The tweet about Gensler’s compromise has become an Ordinal NFT

Today, someone came up with the idea of creating an Ordinal NFT with the image of Gary Gensler’s tweet announcing the compromise of SEC profile X. 

The Ordinal are a kind of NFT on the Bitcoin blockchain, and they actually allow to save and make on-chain tradable real images.

The NFT Ordinal of Gensler’s tweet

The Ordinal with the image of the tweet was created by artist Billy Restey. 

The artist commented saying that his initiative serves to not forget what happened, because in this way Gensler’s tweet has been immortalized forever on the unbreakable and unchangeable blockchain of Bitcoin.

In fact, the image is now saved on the Bitcoin blockchain thanks to the technology of Ordinals, where it will remain forever. 

This is a webp image file weighing only 24.32 KB. 

It was included in block 825,059 of the Bitcoin blockchain, mined yesterday at 23:01 GMT+1, thanks to this transaction.

Note that Billy Restey has spent a whopping 258,177 Sat, equivalent to over 117$, to register that transaction. 

The Gensler tweet turned into an NFT Ordinal

The tweet immortalized forever by Restey in that transaction is the one in which the current president of the SEC, Gary Gensler, announced on his personal X profile that the SEC’s X profile had been violated. 

Note that Restey did not capture the counterpart tweet published on the SEC profile, but that of Gary Gensler. 

Probably this is due to the fact that in October Gensler himself warned everyone on his personal X profile that it was advisable to activate two-factor authentication.

In fact, the problem experienced last night by profile X of the SEC is due to a successful hacker attack precisely because the agency had not activated two-factor authentication. 

The consequence is that the hacker then published on that same official profile the false news of the approval of Bitcoin ETFs.

Interestingly, the SEC had always published a tweet in October inviting everyone to be careful about what they read on the internet, emphasizing that the best source of information about the SEC is the SEC itself.

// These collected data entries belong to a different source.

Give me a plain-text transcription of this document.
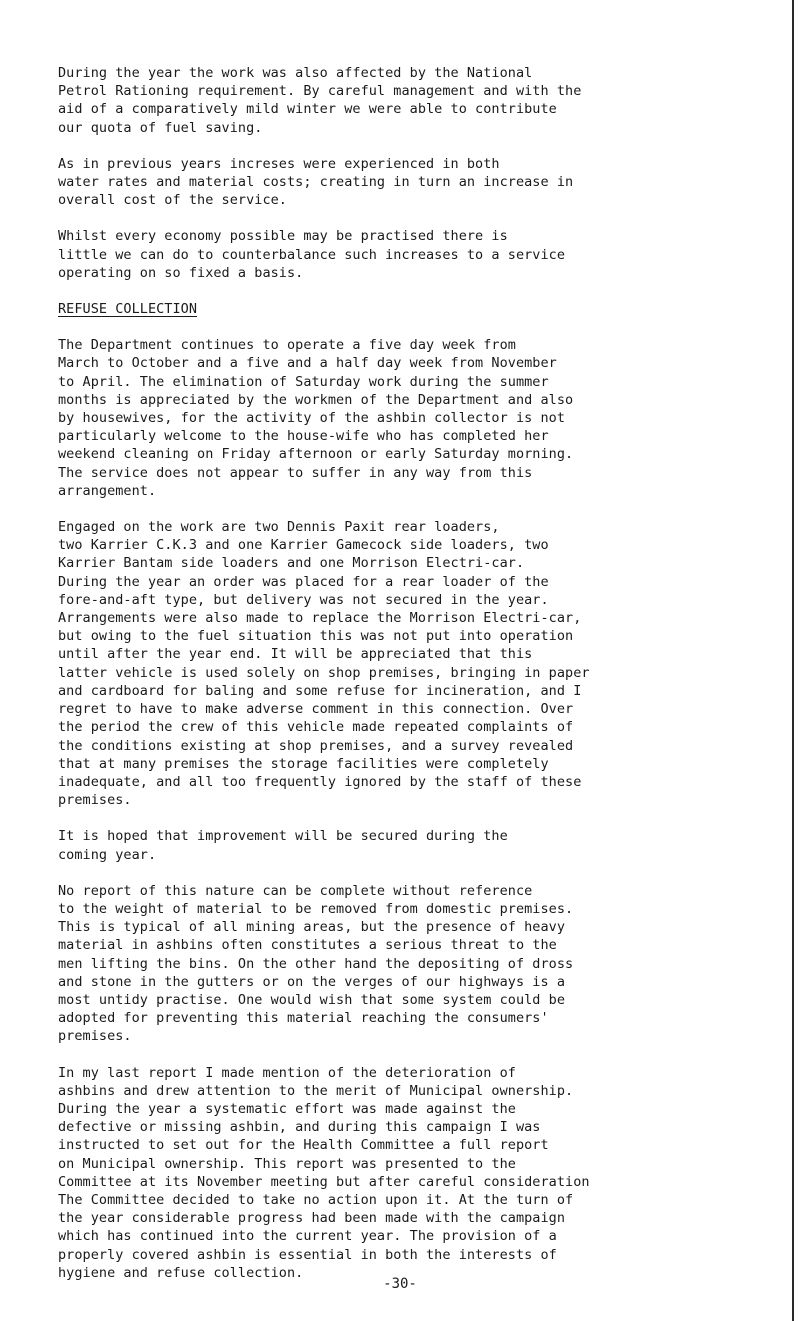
During the year the work was also affected by the National
Petrol Rationing requirement. By careful management and with the
aid of a comparatively mild winter we were able to contribute
our quota of fuel saving.

As in previous years increses were experienced in both
water rates and material costs; creating in turn an increase in
overall cost of the service.

Whilst every economy possible may be practised there is
little we can do to counterbalance such increases to a service
operating on so fixed a basis.

REFUSE COLLECTION

The Department continues to operate a five day week from
March to October and a five and a half day week from November
to April. The elimination of Saturday work during the summer
months is appreciated by the workmen of the Department and also
by housewives, for the activity of the ashbin collector is not
particularly welcome to the house-wife who has completed her
weekend cleaning on Friday afternoon or early Saturday morning.
The service does not appear to suffer in any way from this
arrangement.

Engaged on the work are two Dennis Paxit rear loaders,
two Karrier C.K.3 and one Karrier Gamecock side loaders, two
Karrier Bantam side loaders and one Morrison Electri-car.
During the year an order was placed for a rear loader of the
fore-and-aft type, but delivery was not secured in the year.
Arrangements were also made to replace the Morrison Electri-car,
but owing to the fuel situation this was not put into operation
until after the year end. It will be appreciated that this
latter vehicle is used solely on shop premises, bringing in paper
and cardboard for baling and some refuse for incineration, and I
regret to have to make adverse comment in this connection. Over
the period the crew of this vehicle made repeated complaints of
the conditions existing at shop premises, and a survey revealed
that at many premises the storage facilities were completely
inadequate, and all too frequently ignored by the staff of these
premises.

It is hoped that improvement will be secured during the
coming year.

No report of this nature can be complete without reference
to the weight of material to be removed from domestic premises.
This is typical of all mining areas, but the presence of heavy
material in ashbins often constitutes a serious threat to the
men lifting the bins. On the other hand the depositing of dross
and stone in the gutters or on the verges of our highways is a
most untidy practise. One would wish that some system could be
adopted for preventing this material reaching the consumers'
premises.

In my last report I made mention of the deterioration of
ashbins and drew attention to the merit of Municipal ownership.
During the year a systematic effort was made against the
defective or missing ashbin, and during this campaign I was
instructed to set out for the Health Committee a full report
on Municipal ownership. This report was presented to the
Committee at its November meeting but after careful consideration
The Committee decided to take no action upon it. At the turn of
the year considerable progress had been made with the campaign
which has continued into the current year. The provision of a
properly covered ashbin is essential in both the interests of
hygiene and refuse collection.

-30-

Gensler and SEC’s mistakes

In the tweet captured by Restey on the Bitcoin blockchain, Gensler made a mistake. 

In fact, he wrote that the SEC’s Twitter account had been compromised, and that an unauthorized tweet had been published. 

In reality, Twitter no longer exists for a few months, that is, since it changed its name to X. In fact, in the corresponding SEC tweet it is written instead that X profile has been compromised.

The most serious mistake, however, was definitely not activating two-factor authentication, as suggested by Gensler himself. 

In the past, the SEC made another mistake regarding Bitcoin spot ETFs, as it rejected Grayscale’s request to convert its Bitcoin Trust into an ETF. In fact, Grayscale then sued the SEC itself, and a court ruled in favor of Grayscale and against the SEC. 

At this point, after all these mistakes, it is not surprising that some US senators have asked for explanations from Gensler, and are calling for his removal from the agency’s presidency. 

The Ordinals

The Ordinals are files or texts that can be saved on the Bitcoin blockchain. 

They exploit the technology of the so-called Inscriptions that allow to inscribe arbitrary contents containing native digital artifacts within Bitcoin transactions.

They are not real NFTs, that is, non-fungible tokens, but they have very similar functions.

In addition, they allow the real on-chain saving of image files, making them immovable. 

For about a couple of weeks, the boom of the Ordinals is over, but despite this, the fees are still high.

The fact is that for every created Ordinals, a transaction on the Bitcoin blockchain is required, so a boom in the creation of Ordinals leads to a boom in transactions. 

The more transactions there are, the higher the fees given to miners to validate them by including them in a block, so much so that during the recent December boom, the average daily fees skyrocketed to over $37 per transaction.

Now they have dropped to $11, but it is still a high value, compared to the $1.1 at the end of October.

On the other hand, the December boom of the Ordinals has only slightly deflated.